Thanks for telling me it's the norm to give a present when invited for a birthday, I had no idea.
It is rude to invite someone and say X wants money though. If asked you can state a preference but you should wait until asked. You don't know if someone might have financial problems and maybe will regift sometimes her dc doesn't want. I know one mum who always did this because she just couldn't afford to put 10£ in an enveloppe every time. And 10£ is the minimum you can put or your child will be embarrassed because most put 15£, some 10 or 20£. I even offered to this mum to get a gift from her dc myself but she had too much pride.

So yes for me cash gift is easy but for others this can be problematic..

tedibear · 03/02/2025 12:35

It's still a bit cheeky though isn't it. I'd bet they'd be gossiping too if u turned up with nothing, even though they've worded it as though they don't expect or mind.

My kids have parties every year and I'd never send that message even though cash wld be my preference. We have a ridiculous amount of "stuff". My kids though wld probably prefer the presents.

We had some gift cards and cash at my recent 5yr olds party. Mostly it seems to be £10-£20. My 5yr old got 2 x £10 and 2 x £20 gift cards. It puts pressure on some parents who maybe can't afford £10 but wouldn't want to give less if it's cash.

I like to do a bit of both I often give £10 cash and then a gift at £5-10. As they get older though it will be just be cash I think.

SpanielsSunflowersSand · 03/02/2025 12:46

The amount of plastic tat bought is crazy! Personally, I’d have insisted people please didn’t gift but if they absolute must, a card and money to go towards something (give an example) or an experience would be appreciated.

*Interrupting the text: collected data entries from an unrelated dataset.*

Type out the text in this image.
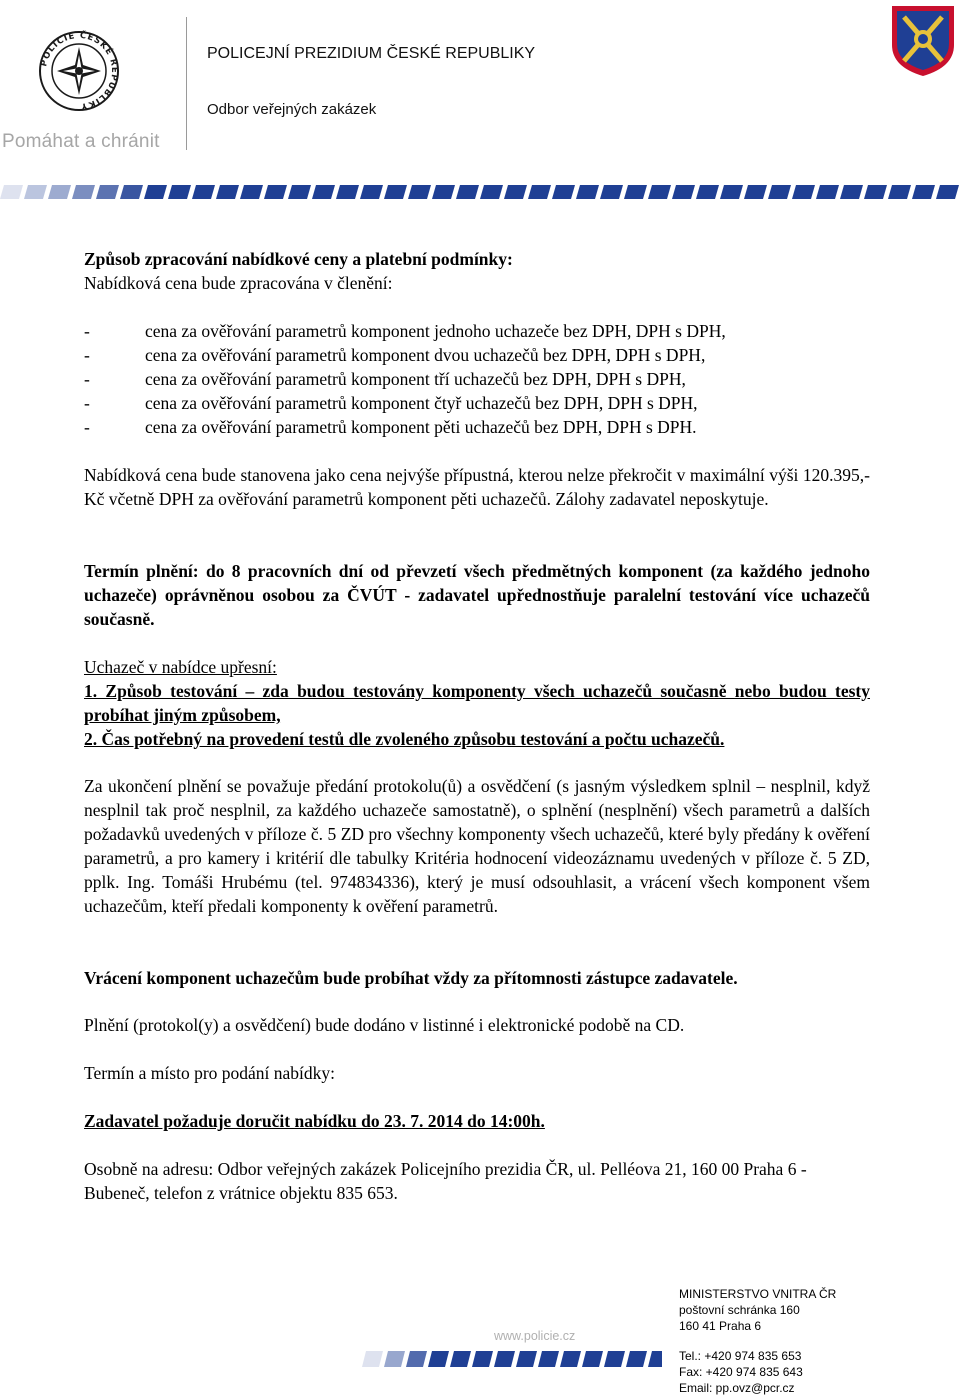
POLICIE ČESKÉ REPUBLIKY
Pomáhat a chránit
POLICEJNÍ PREZIDIUM ČESKÉ REPUBLIKY
Odbor veřejných zakázek
Způsob zpracování nabídkové ceny a platební podmínky:
Nabídková cena bude zpracována v členění:
-	cena za ověřování parametrů komponent jednoho uchazeče bez DPH, DPH s DPH,
-	cena za ověřování parametrů komponent dvou uchazečů bez DPH, DPH s DPH,
-	cena za ověřování parametrů komponent tří uchazečů bez DPH, DPH s DPH,
-	cena za ověřování parametrů komponent čtyř uchazečů bez DPH, DPH s DPH,
-	cena za ověřování parametrů komponent pěti uchazečů bez DPH, DPH s DPH.
Nabídková cena bude stanovena jako cena nejvýše přípustná, kterou nelze překročit v maximální výši 120.395,-Kč včetně DPH za ověřování parametrů komponent pěti uchazečů. Zálohy zadavatel neposkytuje.
Termín plnění: do 8 pracovních dní od převzetí všech předmětných komponent (za každého jednoho uchazeče) oprávněnou osobou za ČVÚT - zadavatel upřednostňuje paralelní testování více uchazečů současně.
Uchazeč v nabídce upřesní:
1. Způsob testování – zda budou testovány komponenty všech uchazečů současně nebo budou testy probíhat jiným způsobem,
2. Čas potřebný na provedení testů dle zvoleného způsobu testování a počtu uchazečů.
Za ukončení plnění se považuje předání protokolu(ů) a osvědčení (s jasným výsledkem splnil – nesplnil, když nesplnil tak proč nesplnil, za každého uchazeče samostatně), o splnění (nesplnění) všech parametrů a dalších požadavků uvedených v příloze č. 5 ZD pro všechny komponenty všech uchazečů, které byly předány k ověření parametrů, a pro kamery i kritérií dle tabulky Kritéria hodnocení videozáznamu uvedených v příloze č. 5 ZD, pplk. Ing. Tomáši Hrubému (tel. 974834336), který je musí odsouhlasit, a vrácení všech komponent všem uchazečům, kteří předali komponenty k ověření parametrů.
Vrácení komponent uchazečům bude probíhat vždy za přítomnosti zástupce zadavatele.
Plnění (protokol(y) a osvědčení) bude dodáno v listinné i elektronické podobě na CD.
Termín a místo pro podání nabídky:
Zadavatel požaduje doručit nabídku do 23. 7. 2014 do 14:00h.
Osobně na adresu: Odbor veřejných zakázek Policejního prezidia ČR, ul. Pelléova 21, 160 00 Praha 6 - Bubeneč, telefon z vrátnice objektu 835 653.
www.policie.cz
MINISTERSTVO VNITRA ČR
poštovní schránka 160
160 41 Praha 6
Tel.: +420 974 835 653
Fax: +420 974 835 643
Email: pp.ovz@pcr.cz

It’s like everything these days, people feel the need to gift and put zero thought into it. The number of photo frames I got as a wedding gift despite asking people not to gift was insane. It’s the same at baby showers with the stuff you’ll never use. Buy a book if you have to buy something! Something thoughtful!

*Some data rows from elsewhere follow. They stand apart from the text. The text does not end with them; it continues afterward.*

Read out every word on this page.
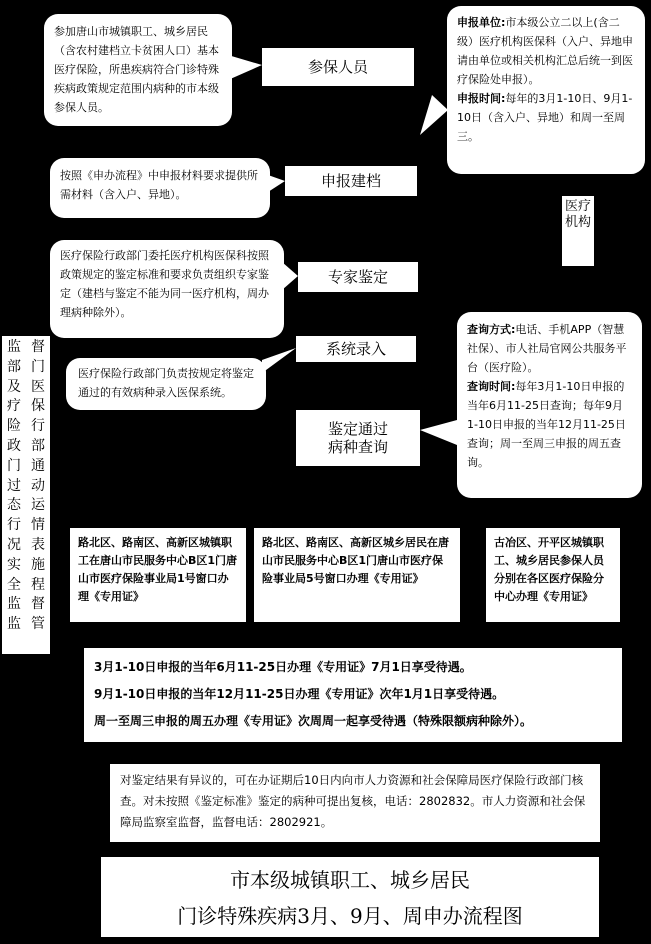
参加唐山市城镇职工、城乡居民（含农村建档立卡贫困人口）基本医疗保险，所患疾病符合门诊特殊疾病政策规定范围内病种的市本级参保人员。
参保人员
申报单位:市本级公立二以上(含二级）医疗机构医保科（入户、异地申请由单位或相关机构汇总后统一到医疗保险处申报）。
申报时间:每年的3月1-10日、9月1-10日（含入户、异地）和周一至周三。
按照《申办流程》中申报材料要求提供所需材料（含入户、异地）。
申报建档
医疗机构
医疗保险行政部门委托医疗机构医保科按照政策规定的鉴定标准和要求负责组织专家鉴定（建档与鉴定不能为同一医疗机构，周办理病种除外）。
专家鉴定
查询方式:电话、手机APP（智慧社保）、市人社局官网公共服务平台（医疗险）。
查询时间:每年3月1-10日申报的当年6月11-25日查询；每年9月1-10日申报的当年12月11-25日查询；周一至周三申报的周五查询。
监部及疗险政门过态行况实全监监
督门医保行部通动运情表施程督管
系统录入
医疗保险行政部门负责按规定将鉴定通过的有效病种录入医保系统。
鉴定通过
病种查询
路北区、路南区、高新区城镇职工在唐山市民服务中心B区1门唐山市医疗保险事业局1号窗口办理《专用证》
路北区、路南区、高新区城乡居民在唐山市民服务中心B区1门唐山市医疗保险事业局5号窗口办理《专用证》
古冶区、开平区城镇职工、城乡居民参保人员分别在各区医疗保险分中心办理《专用证》
3月1-10日申报的当年6月11-25日办理《专用证》7月1日享受待遇。
9月1-10日申报的当年12月11-25日办理《专用证》次年1月1日享受待遇。
周一至周三申报的周五办理《专用证》次周周一起享受待遇（特殊限额病种除外）。
对鉴定结果有异议的，可在办证期后10日内向市人力资源和社会保障局医疗保险行政部门核查。对未按照《鉴定标准》鉴定的病种可提出复核，电话：2802832。市人力资源和社会保障局监察室监督，监督电话：2802921。
市本级城镇职工、城乡居民
门诊特殊疾病3月、9月、周申办流程图
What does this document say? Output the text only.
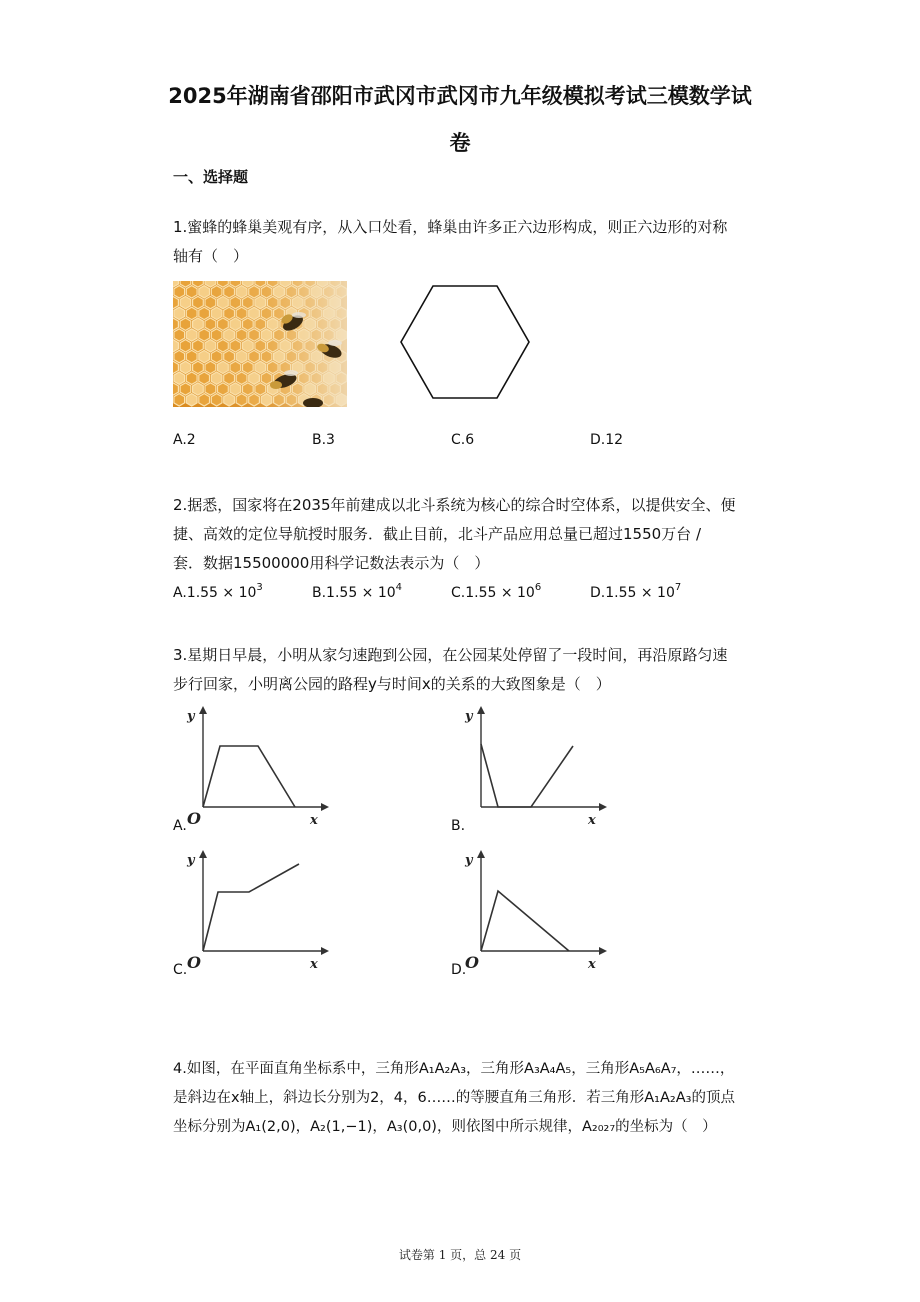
2025年湖南省邵阳市武冈市武冈市九年级模拟考试三模数学试
卷
一、选择题
1.蜜蜂的蜂巢美观有序，从入口处看，蜂巢由许多正六边形构成，则正六边形的对称
轴有（　）
A.2	B.3	C.6	D.12
2.据悉，国家将在2035年前建成以北斗系统为核心的综合时空体系，以提供安全、便
捷、高效的定位导航授时服务．截止目前，北斗产品应用总量已超过1550万台 /
套．数据15500000用科学记数法表示为（　）
$A.1.55 \times 10^3$	$B.1.55 \times 10^4$	$C.1.55 \times 10^6$	$D.1.55 \times 10^7$
3.星期日早晨，小明从家匀速跑到公园，在公园某处停留了一段时间，再沿原路匀速
步行回家，小明离公园的路程y与时间x的关系的大致图象是（　）
y
x
O
A.
y
x
B.
y
x
O
C.
y
x
O
D.
4.如图，在平面直角坐标系中，三角形A₁A₂A₃，三角形A₃A₄A₅，三角形A₅A₆A₇，……，
是斜边在x轴上，斜边长分别为2，4，6……的等腰直角三角形．若三角形A₁A₂A₃的顶点
坐标分别为A₁(2,0)，A₂(1,−1)，A₃(0,0)，则依图中所示规律，A₂₀₂₇的坐标为（　）
试卷第 1 页，总 24 页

I always put thought into gifts and usually gift experiences or give vouchers for something I know they want to do or somewhere they want to go but you might not do that for 30+ 8 year olds in the classroom so I don’t see a problem with this set of parents request.

RedSkyDelights · 03/02/2025 12:56

Notgivenuphope · 02/02/2025 17:41

I wouldn’t for a kid that age.
Parents might pocket it or dictate how it’s spent

Unlike if you give the child an actual present when the parents might decide it's plastic tat and regift it to the next child with a party?

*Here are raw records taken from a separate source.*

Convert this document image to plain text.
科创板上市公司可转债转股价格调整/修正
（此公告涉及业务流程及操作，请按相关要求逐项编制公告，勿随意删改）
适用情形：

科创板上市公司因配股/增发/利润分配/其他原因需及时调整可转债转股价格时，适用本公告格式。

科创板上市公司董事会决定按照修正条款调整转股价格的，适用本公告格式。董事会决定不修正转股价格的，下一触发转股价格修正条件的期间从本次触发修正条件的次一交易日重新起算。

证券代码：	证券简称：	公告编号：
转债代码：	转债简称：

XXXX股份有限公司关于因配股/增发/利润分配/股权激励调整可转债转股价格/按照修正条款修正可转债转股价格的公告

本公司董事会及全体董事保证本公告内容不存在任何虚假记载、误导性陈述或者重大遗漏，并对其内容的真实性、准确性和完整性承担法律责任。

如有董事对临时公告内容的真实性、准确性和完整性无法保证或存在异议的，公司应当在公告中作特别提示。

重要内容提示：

CurrentHun · 03/02/2025 13:00

It’s so rude. It’s very entitled and doesn’t understand that not everyone has a big budget for gifts. Also miserable for the birthday kids. Bet a young lad is not on board with getting no gifts. Just ignore the rude Dad and give whatever you would have given before.

TheYearOfSmallThings · 03/02/2025 13:07

I think it is a great idea. I would stick a tenner in the card and put aside the gift for the next birthday.

I wish I had the courage in reception to just say "Let's all do no presents and £5 at most in a card for birthdays" on the class WhatsApp group. I would have saved so much time and money, and I'm sure most of the gifts aren't used.

Terfarina · 03/02/2025 16:03

Poppyseeds79 · 02/02/2025 17:19

I mean he could have said "We value your child attending the party, more than getting a gift. If you would still like to give something to the birthday boy then a small contribution to his savings would be nice. Thank you'.

This is why it is rubbish having a January birthday - you get regifted junk.